What is the difference between gross profit and net profit?
Reading Time: 4 minutesUnderstanding the difference between gross profit and net profit helps you see your company’s financial position.
While gross and net profit may seem similar, they provide very different information about a small business that investors can use to determine its capability to pay off future debt or the business’s continuity potential.
Let’s get into knowing gross profit and net profit.
What is gross profit?
Gross profit, also known as gross income, appears on your income statement and tells how efficiently you manage production costs, such as labor and supplies, to generate income from selling goods and services in an accounting period.
You calculate the gross profit by subtracting the cost of goods sold (COGS) for the accounting period from the total revenue.
Gross profit formula
Gross profit = Total revenue - Cost of goods sold
What is COGS
COGS is the direct cost incurred in producing and selling a business’s goods or services.
Depending on the nature of a business, the time, labor, or any resource that goes into the manufacture of a product or delivery of a service is recorded under COGS.
Examples of Cost of Goods Sold (COGS) are raw materials, labor, warehousing cost, items purchased for resale, etc.
What is Total revenue?
Total revenue is the money your company generates from the sales of goods and services. Total revenue, also known as gross revenue, is calculated within an accounting period.
What is Net profit?
Net profit is your company’s money after deducting expenses over a given period. Depending on the business, expenses could be Operating, non-operating, or Cost of Goods Sold (COGS).

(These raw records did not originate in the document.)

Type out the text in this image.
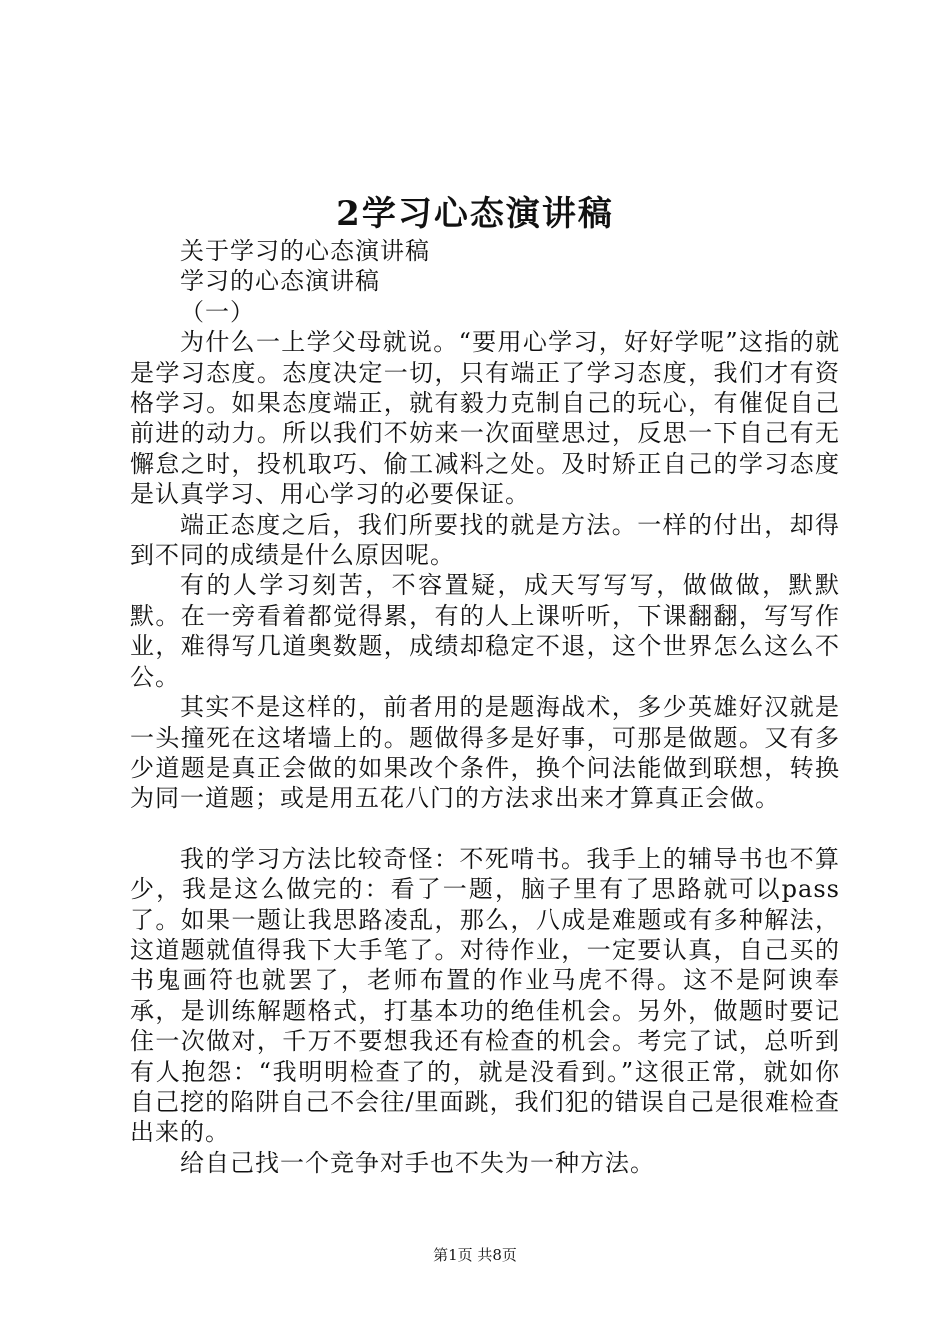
2学习心态演讲稿

关于学习的心态演讲稿

学习的心态演讲稿

（一）

为什么一上学父母就说。“要用心学习，好好学呢”这指的就是学习态度。态度决定一切，只有端正了学习态度，我们才有资格学习。如果态度端正，就有毅力克制自己的玩心，有催促自己前进的动力。所以我们不妨来一次面壁思过，反思一下自己有无懈怠之时，投机取巧、偷工减料之处。及时矫正自己的学习态度是认真学习、用心学习的必要保证。

端正态度之后，我们所要找的就是方法。一样的付出，却得到不同的成绩是什么原因呢。

有的人学习刻苦，不容置疑，成天写写写，做做做，默默默。在一旁看着都觉得累，有的人上课听听，下课翻翻，写写作业，难得写几道奥数题，成绩却稳定不退，这个世界怎么这么不公。

其实不是这样的，前者用的是题海战术，多少英雄好汉就是一头撞死在这堵墙上的。题做得多是好事，可那是做题。又有多少道题是真正会做的如果改个条件，换个问法能做到联想，转换为同一道题；或是用五花八门的方法求出来才算真正会做。

我的学习方法比较奇怪：不死啃书。我手上的辅导书也不算少，我是这么做完的：看了一题，脑子里有了思路就可以pass了。如果一题让我思路凌乱，那么，八成是难题或有多种解法，这道题就值得我下大手笔了。对待作业，一定要认真，自己买的书鬼画符也就罢了，老师布置的作业马虎不得。这不是阿谀奉承，是训练解题格式，打基本功的绝佳机会。另外，做题时要记住一次做对，千万不要想我还有检查的机会。考完了试，总听到有人抱怨：“我明明检查了的，就是没看到。”这很正常，就如你自己挖的陷阱自己不会往/里面跳，我们犯的错误自己是很难检查出来的。

给自己找一个竞争对手也不失为一种方法。

第1页 共8页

The net profit helps you determine the financial health of your business. It tells you about the profitability of your business and can be helpful to financial institutions or lenders when deciding on the need to issue loans.
Operating expenses
Businesses incur operating expenses while carrying out day-to-day business operations, which are almost necessary and unavoidable. Examples are rent, inventory costs, marketing, payroll (excluding labor for manufacturing), travel expenses, etc.
Non-operating expenses
These are indirectly associated with the day-to-day operations of a business.

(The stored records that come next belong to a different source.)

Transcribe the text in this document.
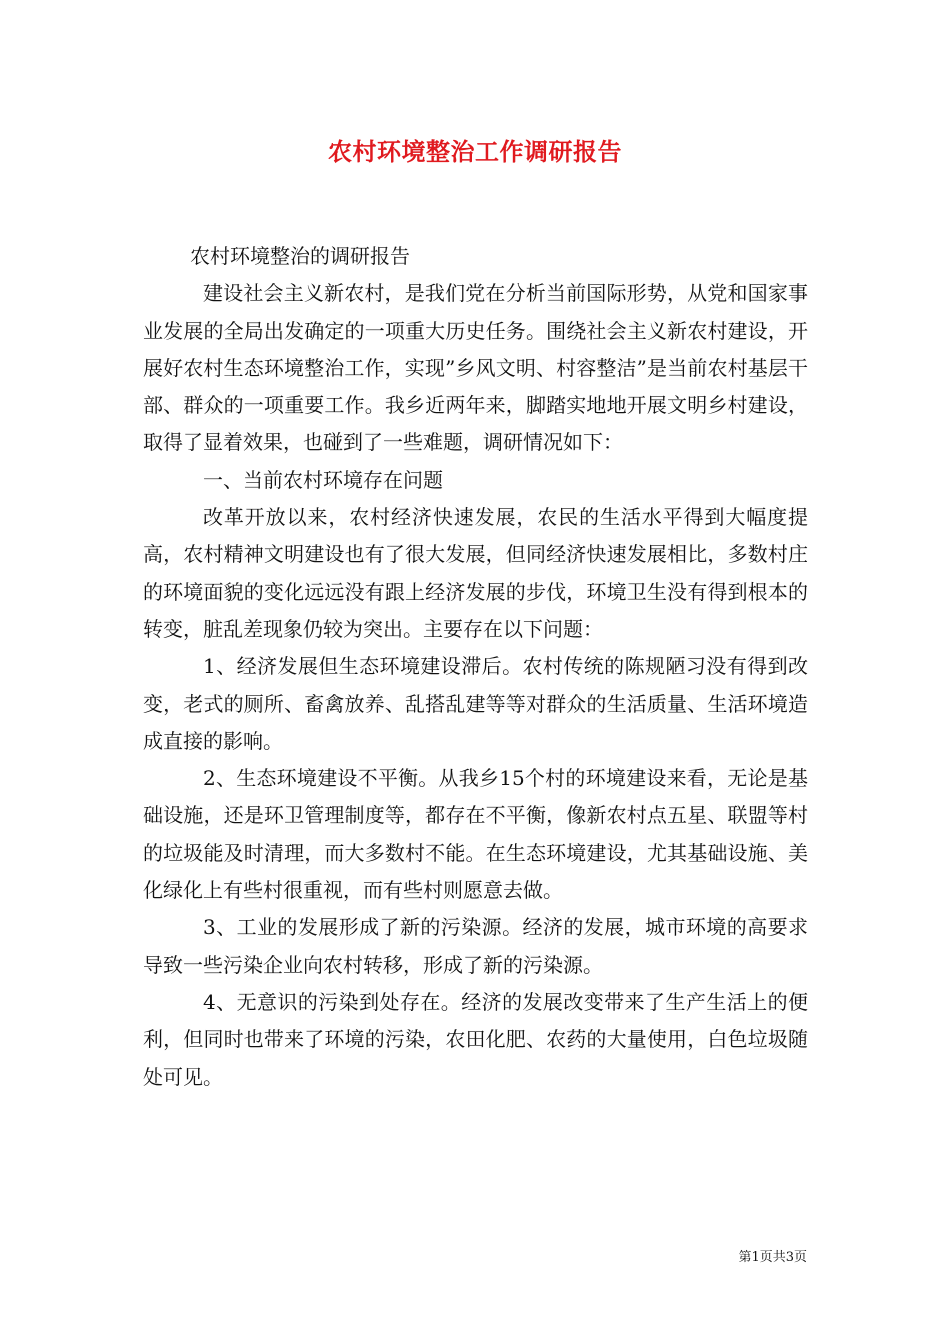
农村环境整治工作调研报告

农村环境整治的调研报告

建设社会主义新农村，是我们党在分析当前国际形势，从党和国家事业发展的全局出发确定的一项重大历史任务。围绕社会主义新农村建设，开展好农村生态环境整治工作，实现”乡风文明、村容整洁”是当前农村基层干部、群众的一项重要工作。我乡近两年来，脚踏实地地开展文明乡村建设，取得了显着效果，也碰到了一些难题，调研情况如下：

一、当前农村环境存在问题

改革开放以来，农村经济快速发展，农民的生活水平得到大幅度提高，农村精神文明建设也有了很大发展，但同经济快速发展相比，多数村庄的环境面貌的变化远远没有跟上经济发展的步伐，环境卫生没有得到根本的转变，脏乱差现象仍较为突出。主要存在以下问题：

1、经济发展但生态环境建设滞后。农村传统的陈规陋习没有得到改变，老式的厕所、畜禽放养、乱搭乱建等等对群众的生活质量、生活环境造成直接的影响。

2、生态环境建设不平衡。从我乡15个村的环境建设来看，无论是基础设施，还是环卫管理制度等，都存在不平衡，像新农村点五星、联盟等村的垃圾能及时清理，而大多数村不能。在生态环境建设，尤其基础设施、美化绿化上有些村很重视，而有些村则愿意去做。

3、工业的发展形成了新的污染源。经济的发展，城市环境的高要求导致一些污染企业向农村转移，形成了新的污染源。

4、无意识的污染到处存在。经济的发展改变带来了生产生活上的便利，但同时也带来了环境的污染，农田化肥、农药的大量使用，白色垃圾随处可见。

第1页共3页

These expenses include interest payments on debt, lawsuit settlements, inventory write-offs, etc.
Net profit, also called Net income, is calculated by deducting all business expenses from the gross profit.
Net profit formula
Net profit = Gross profit - Expenses
The difference between gross profit and net profit
Below is a table highlighting the differences between gross and net profit.
Gross profit | Net profit |
The profit after deducting costs or expenses associated with manufacturing goods and services. | The profit after deducting all expenses associated with managing the business operations. |
The values are unreliable for financial decisions as they don’t include all expenses. | It factors in all expenses accrued by the business. |
It estimates a business’s profitability. | It determines the performance of the business. |
It controls excess costs. | It shows how a company’s financial performance within an accounting period. |
The income statement shows the credit balance of the trading account. | The income statement shows the credit balance of the profit and loss account. |
The importance of gross profit and net profit to your business
Understanding your small business’s gross profit can help you improve production efficiency by finding ways to minimize the cost of goods sold. A higher net profit value than gross profit signals that you need to cut down business expenses.

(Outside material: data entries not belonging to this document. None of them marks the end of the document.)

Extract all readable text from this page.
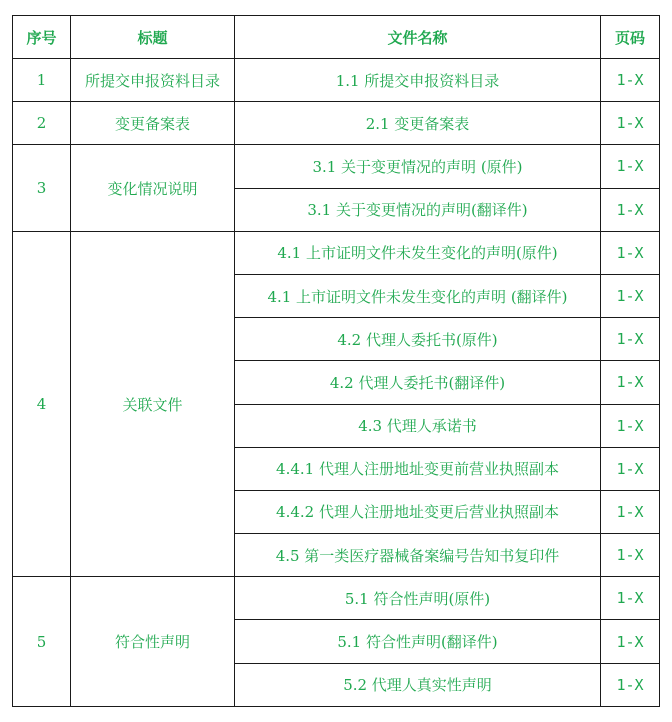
序号	标题	文件名称	页码
1	所提交申报资料目录	1.1 所提交申报资料目录	1-X
2	变更备案表	2.1 变更备案表	1-X
3	变化情况说明	3.1 关于变更情况的声明 (原件)	1-X
		3.1 关于变更情况的声明(翻译件)	1-X
4	关联文件	4.1 上市证明文件未发生变化的声明(原件)	1-X
		4.1 上市证明文件未发生变化的声明 (翻译件)	1-X
		4.2 代理人委托书(原件)	1-X
		4.2 代理人委托书(翻译件)	1-X
		4.3 代理人承诺书	1-X
		4.4.1 代理人注册地址变更前营业执照副本	1-X
		4.4.2 代理人注册地址变更后营业执照副本	1-X
		4.5 第一类医疗器械备案编号告知书复印件	1-X
5	符合性声明	5.1 符合性声明(原件)	1-X
		5.1 符合性声明(翻译件)	1-X
		5.2 代理人真实性声明	1-X
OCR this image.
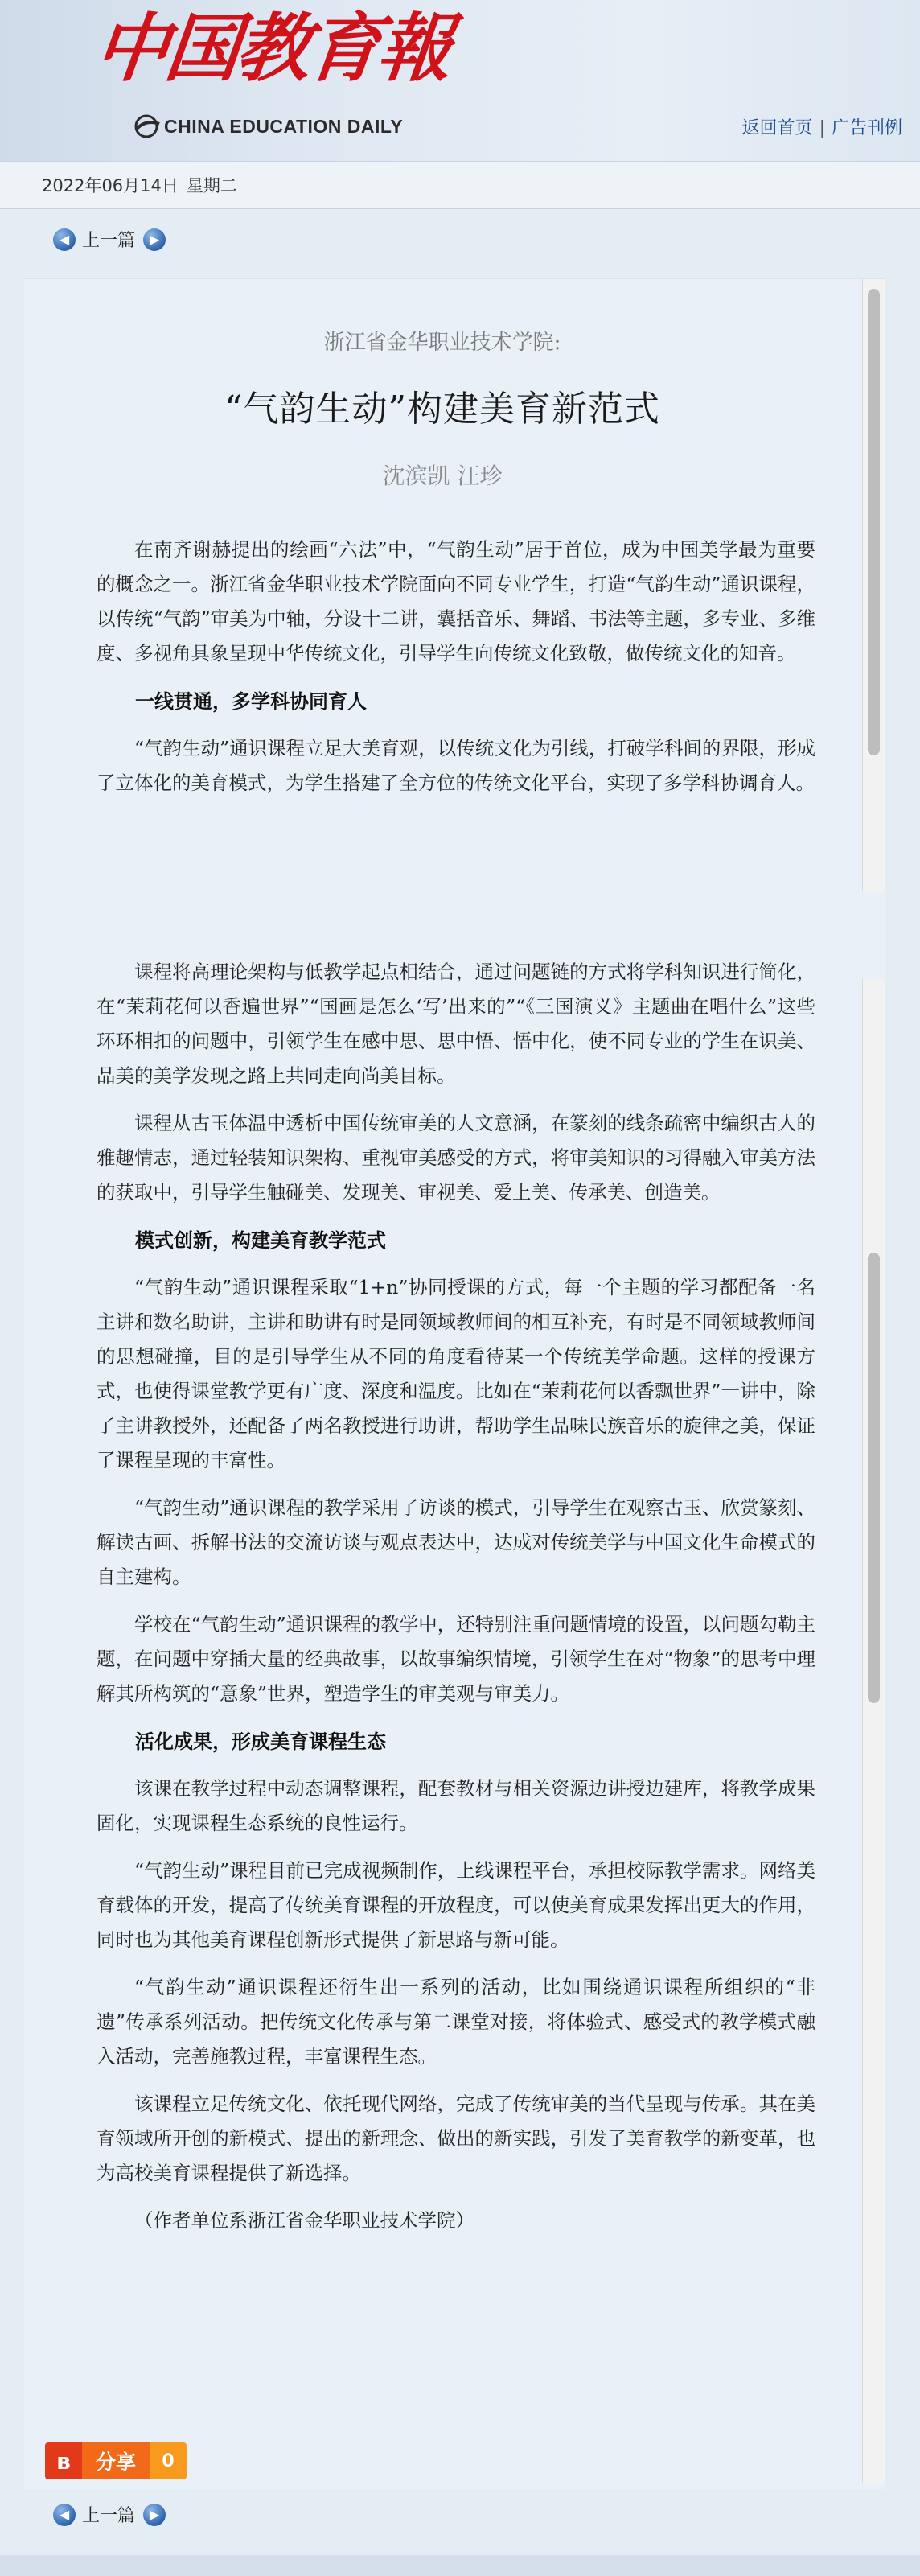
中国教育報
CHINA EDUCATION DAILY	返回首页 | 广告刊例
2022年06月14日 星期二
◀ 上一篇	▶
浙江省金华职业技术学院:
“气韵生动”构建美育新范式
沈滨凯 汪珍

在南齐谢赫提出的绘画“六法”中，“气韵生动”居于首位，成为中国美学最为重要的概念之一。浙江省金华职业技术学院面向不同专业学生，打造“气韵生动”通识课程，以传统“气韵”审美为中轴，分设十二讲，囊括音乐、舞蹈、书法等主题，多专业、多维度、多视角具象呈现中华传统文化，引导学生向传统文化致敬，做传统文化的知音。

一线贯通，多学科协同育人

“气韵生动”通识课程立足大美育观，以传统文化为引线，打破学科间的界限，形成了立体化的美育模式，为学生搭建了全方位的传统文化平台，实现了多学科协调育人。

课程将高理论架构与低教学起点相结合，通过问题链的方式将学科知识进行简化，在“茉莉花何以香遍世界”“国画是怎么‘写’出来的”“《三国演义》主题曲在唱什么”这些环环相扣的问题中，引领学生在感中思、思中悟、悟中化，使不同专业的学生在识美、品美的美学发现之路上共同走向尚美目标。

课程从古玉体温中透析中国传统审美的人文意涵，在篆刻的线条疏密中编织古人的雅趣情志，通过轻装知识架构、重视审美感受的方式，将审美知识的习得融入审美方法的获取中，引导学生触碰美、发现美、审视美、爱上美、传承美、创造美。

模式创新，构建美育教学范式

“气韵生动”通识课程采取“1+n”协同授课的方式，每一个主题的学习都配备一名主讲和数名助讲，主讲和助讲有时是同领域教师间的相互补充，有时是不同领域教师间的思想碰撞，目的是引导学生从不同的角度看待某一个传统美学命题。这样的授课方式，也使得课堂教学更有广度、深度和温度。比如在“茉莉花何以香飘世界”一讲中，除了主讲教授外，还配备了两名教授进行助讲，帮助学生品味民族音乐的旋律之美，保证了课程呈现的丰富性。

“气韵生动”通识课程的教学采用了访谈的模式，引导学生在观察古玉、欣赏篆刻、解读古画、拆解书法的交流访谈与观点表达中，达成对传统美学与中国文化生命模式的自主建构。

学校在“气韵生动”通识课程的教学中，还特别注重问题情境的设置，以问题勾勒主题，在问题中穿插大量的经典故事，以故事编织情境，引领学生在对“物象”的思考中理解其所构筑的“意象”世界，塑造学生的审美观与审美力。

活化成果，形成美育课程生态

该课在教学过程中动态调整课程，配套教材与相关资源边讲授边建库，将教学成果固化，实现课程生态系统的良性运行。

“气韵生动”课程目前已完成视频制作，上线课程平台，承担校际教学需求。网络美育载体的开发，提高了传统美育课程的开放程度，可以使美育成果发挥出更大的作用，同时也为其他美育课程创新形式提供了新思路与新可能。

“气韵生动”通识课程还衍生出一系列的活动，比如围绕通识课程所组织的“非遗”传承系列活动。把传统文化传承与第二课堂对接，将体验式、感受式的教学模式融入活动，完善施教过程，丰富课程生态。

该课程立足传统文化、依托现代网络，完成了传统审美的当代呈现与传承。其在美育领域所开创的新模式、提出的新理念、做出的新实践，引发了美育教学的新变革，也为高校美育课程提供了新选择。

（作者单位系浙江省金华职业技术学院）

ʙ	分享	0
◀ 上一篇	▶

Net profit tells investors and financial institutions about your business’s health and available cash. Investors who want to invest in your company look at the net profit of your business before making an informed investment decision.
Final thoughts – Small business gross profit vs. net profit
Knowing the differences helps you make informed decisions on business growth, cutting costs, and securing investments from financial institutions.
Bare related and make up your income statement.
Therefore, while running a small business, it is important to keep daily track of income and expenses to understand your company’s financial health.
Using online accounting software such as Akaunting, you can generate income statements and reports that evaluate your company’s financial position at any period.
Gross profit vs. net profit FAQs
- Operation profits vs. Gross profit vs Net income
Operating profit is the total earnings from a company’s core business operations, excluding interest and tax deductions. Gross profit subtracts the cost of goods sold (COGS) for the accounting period from the total revenue. Net income is deducting all business expenses from the gross profit.
- What is a good net profit margin ratio?
Commonly accepted net profit margins are 10% on average; a 20% margin is considered high (or “good”), and a 5% margin is low.
- What is a good profit margin for a small business?
Generally, a healthy profit margin for a small business tends to range anywhere from 7% to 10%.
- What does it mean if net income is high?
This could mean that the company has a lot of expenses, low income, or both.
- What does the net profit ratio tell us?
Net profit tells investors and financial institutions about your business’s health and available cash.
- What is a bad profit margin?
This is when production costs exceed the total revenue for a specific period. This means the company is spending more money than it’s making.